Arc Forumnew | comments | leaders | submitlogin
1 point by akkartik 4540 days ago | link | parent

> "There may be a fundamental law that the more underpowered the language, the easier it is to read."

That's a lot stronger claim than your original :) Aren't python, ruby, and haskell all high-power but easy to read?

There's the confounding effect of learnability; lisp gets more readable over time. There's also the confounding effect of density or difficulty. This quote captures both:

"If you're used to reading novels and newspaper articles, your first experience of reading a math paper can be dismaying. It could take half an hour to read a single page. And yet, I am pretty sure that the notation is not the problem, even though it may feel like it is. The math paper is hard to read because the ideas are hard. If you expressed the same ideas in prose (as mathematicians had to do before they evolved succinct notations), they wouldn't be any easier to read, because the paper would grow to the size of a book." (http://www.paulgraham.com/power.html)



2 points by nburns 4536 days ago | link

I seem to have overlooked this post until just now...

Incidentally, I've never written python, ruby, or haskell, except for a tiny amount of python.

Good quote. I've been reading a lot of computer science papers lately, and I tend to skip over the math formulas and focus on the text. This could be because I'm reading them for "fun" and not because I have to for a class, or something. But I have always found it hard to take in dense notation, and preferred a conceptual argument. Maybe it's just that I have a deficiency in that area. But I think prose has the potential to carry powerful insights that are out of the reach of formulas; I suspect the problem is that succinct, brilliant prose is just incredibly hard to write. It's probably easier to just list formulas than to get deep ideas into prose. The reverse is also true, of course. Some ideas can only be expressed properly with notation.

But that probably has nothing to do with programming language syntax per se.

-----

1 point by rocketnia 4535 days ago | link

"I've been reading a lot of computer science papers lately, and I tend to skip over the math formulas and focus on the text."
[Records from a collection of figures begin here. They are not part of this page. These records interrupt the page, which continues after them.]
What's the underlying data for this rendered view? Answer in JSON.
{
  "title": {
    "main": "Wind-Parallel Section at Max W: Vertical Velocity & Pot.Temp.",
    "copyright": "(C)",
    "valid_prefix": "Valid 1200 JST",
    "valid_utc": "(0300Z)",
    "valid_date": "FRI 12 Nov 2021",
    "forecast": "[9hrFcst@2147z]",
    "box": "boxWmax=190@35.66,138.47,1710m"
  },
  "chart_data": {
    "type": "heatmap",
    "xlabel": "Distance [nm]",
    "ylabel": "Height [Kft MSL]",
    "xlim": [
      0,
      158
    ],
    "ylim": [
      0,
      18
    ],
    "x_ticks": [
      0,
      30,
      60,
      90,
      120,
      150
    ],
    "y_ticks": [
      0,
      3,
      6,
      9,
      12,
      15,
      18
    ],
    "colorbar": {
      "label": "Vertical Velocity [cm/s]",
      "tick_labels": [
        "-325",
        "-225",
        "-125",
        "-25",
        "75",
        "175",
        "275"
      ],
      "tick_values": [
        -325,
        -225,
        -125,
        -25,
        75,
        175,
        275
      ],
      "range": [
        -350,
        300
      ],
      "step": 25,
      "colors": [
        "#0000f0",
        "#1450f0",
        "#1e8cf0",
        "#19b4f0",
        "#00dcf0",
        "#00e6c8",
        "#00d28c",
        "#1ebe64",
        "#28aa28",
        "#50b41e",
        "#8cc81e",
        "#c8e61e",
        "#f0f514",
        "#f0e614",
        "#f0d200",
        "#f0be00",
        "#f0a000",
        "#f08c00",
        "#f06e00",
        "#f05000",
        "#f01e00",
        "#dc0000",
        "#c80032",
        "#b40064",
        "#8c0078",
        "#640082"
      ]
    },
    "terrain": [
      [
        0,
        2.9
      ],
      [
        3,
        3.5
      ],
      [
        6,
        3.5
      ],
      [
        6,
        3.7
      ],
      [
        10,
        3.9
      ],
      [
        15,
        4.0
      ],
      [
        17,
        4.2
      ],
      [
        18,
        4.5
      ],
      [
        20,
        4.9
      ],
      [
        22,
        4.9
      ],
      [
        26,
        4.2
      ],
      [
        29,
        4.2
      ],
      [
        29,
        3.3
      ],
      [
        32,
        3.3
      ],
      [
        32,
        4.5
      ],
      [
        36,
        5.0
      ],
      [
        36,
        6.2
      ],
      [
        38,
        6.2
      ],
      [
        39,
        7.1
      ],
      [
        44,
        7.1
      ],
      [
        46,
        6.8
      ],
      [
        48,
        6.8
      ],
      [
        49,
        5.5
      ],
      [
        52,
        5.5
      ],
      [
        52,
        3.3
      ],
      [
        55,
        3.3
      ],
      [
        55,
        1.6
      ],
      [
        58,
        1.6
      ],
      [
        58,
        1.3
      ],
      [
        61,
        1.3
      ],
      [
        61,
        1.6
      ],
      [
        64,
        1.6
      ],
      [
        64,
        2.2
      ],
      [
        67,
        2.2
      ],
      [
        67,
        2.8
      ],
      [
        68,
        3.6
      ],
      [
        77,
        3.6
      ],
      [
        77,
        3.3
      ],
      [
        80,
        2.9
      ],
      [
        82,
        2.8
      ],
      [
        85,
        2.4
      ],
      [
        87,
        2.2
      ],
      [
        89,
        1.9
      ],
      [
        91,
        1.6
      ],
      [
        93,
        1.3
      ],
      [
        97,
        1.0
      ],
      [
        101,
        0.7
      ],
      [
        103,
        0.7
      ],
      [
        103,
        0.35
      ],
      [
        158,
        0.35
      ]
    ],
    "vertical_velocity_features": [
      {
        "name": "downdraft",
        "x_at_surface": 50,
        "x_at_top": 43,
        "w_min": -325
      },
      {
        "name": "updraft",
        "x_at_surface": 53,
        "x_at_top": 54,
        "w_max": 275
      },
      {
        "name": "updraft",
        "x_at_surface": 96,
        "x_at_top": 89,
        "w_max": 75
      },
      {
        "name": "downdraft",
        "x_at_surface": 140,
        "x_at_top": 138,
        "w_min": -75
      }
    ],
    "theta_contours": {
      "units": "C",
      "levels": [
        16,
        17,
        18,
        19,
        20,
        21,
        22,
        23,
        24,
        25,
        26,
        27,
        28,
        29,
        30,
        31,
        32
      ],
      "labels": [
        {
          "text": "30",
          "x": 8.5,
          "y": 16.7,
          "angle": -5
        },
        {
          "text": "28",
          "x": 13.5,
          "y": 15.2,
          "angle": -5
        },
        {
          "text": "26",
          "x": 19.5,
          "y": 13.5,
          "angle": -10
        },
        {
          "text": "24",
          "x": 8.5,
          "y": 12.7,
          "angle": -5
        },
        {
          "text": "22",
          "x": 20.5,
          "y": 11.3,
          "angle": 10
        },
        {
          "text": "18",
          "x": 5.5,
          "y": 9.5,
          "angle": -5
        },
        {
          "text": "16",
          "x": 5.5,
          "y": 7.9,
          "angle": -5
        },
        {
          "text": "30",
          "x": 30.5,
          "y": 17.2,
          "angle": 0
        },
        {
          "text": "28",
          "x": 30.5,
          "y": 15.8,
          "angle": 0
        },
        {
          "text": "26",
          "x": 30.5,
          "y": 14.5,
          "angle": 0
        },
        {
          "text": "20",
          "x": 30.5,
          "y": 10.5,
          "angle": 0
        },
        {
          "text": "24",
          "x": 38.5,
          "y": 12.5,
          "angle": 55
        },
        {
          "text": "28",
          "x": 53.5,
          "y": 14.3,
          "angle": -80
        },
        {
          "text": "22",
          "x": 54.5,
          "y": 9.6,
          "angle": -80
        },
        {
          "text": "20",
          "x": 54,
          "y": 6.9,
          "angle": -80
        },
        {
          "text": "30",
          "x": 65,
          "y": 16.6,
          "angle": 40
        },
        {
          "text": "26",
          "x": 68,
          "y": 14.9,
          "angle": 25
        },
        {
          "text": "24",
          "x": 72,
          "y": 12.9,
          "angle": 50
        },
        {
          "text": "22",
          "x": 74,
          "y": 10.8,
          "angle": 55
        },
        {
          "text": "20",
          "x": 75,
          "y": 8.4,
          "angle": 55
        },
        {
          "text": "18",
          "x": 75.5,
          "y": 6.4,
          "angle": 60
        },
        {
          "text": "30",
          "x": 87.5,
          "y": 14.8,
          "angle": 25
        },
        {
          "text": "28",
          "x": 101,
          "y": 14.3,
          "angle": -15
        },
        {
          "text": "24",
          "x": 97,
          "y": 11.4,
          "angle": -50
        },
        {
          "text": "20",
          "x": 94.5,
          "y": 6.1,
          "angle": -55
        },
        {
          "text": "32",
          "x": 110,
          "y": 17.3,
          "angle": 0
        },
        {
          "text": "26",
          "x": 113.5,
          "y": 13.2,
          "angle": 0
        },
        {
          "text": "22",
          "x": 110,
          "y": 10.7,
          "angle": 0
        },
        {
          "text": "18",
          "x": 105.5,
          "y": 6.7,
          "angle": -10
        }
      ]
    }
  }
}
I do that too. :) Unfortunately, at some point it gets hard to understand the prose without going back to read some of the fine details of the system they're talking about. XD

-----

2 points by nburns 4535 days ago | link

I tend to jump around. The introduction is usually boilerplate for the particular area of research, so it can be skipped. (I wonder how many different papers have told the story of the memory hierarchy and how it's getting more and more important as data gets bigger.) Then I try to figure out if the paper has anything important to say, before working on the math. I figure that sometimes the big idea of the paper is in the math, and other times, the big idea is in the text, and the math is just obligatory. (You can't publish a paper on an algorithm without spelling out the precise bounds on time and space, even if the formula contains 15 terms. Not all 15 terms can be important to the performance, but it certainly is important to put them in the paper.) I guess it depends on the field, but in the data structures papers I like to look at, it usually doesn't take a lot of math notation to express the key innovation.

-----

1 point by akkartik 4536 days ago | link

"But that probably has nothing to do with programming language syntax per se."

Why do you say that? Syntax is notation. Check out this paper by the guy who invented APL, when they gave him his Turing award: http://awards.acm.org/images/awards/140/articles/9147499.pdf

-----

2 points by nburns 4535 days ago | link

I don't disagree with you. I was arguing for the value of well-written prose.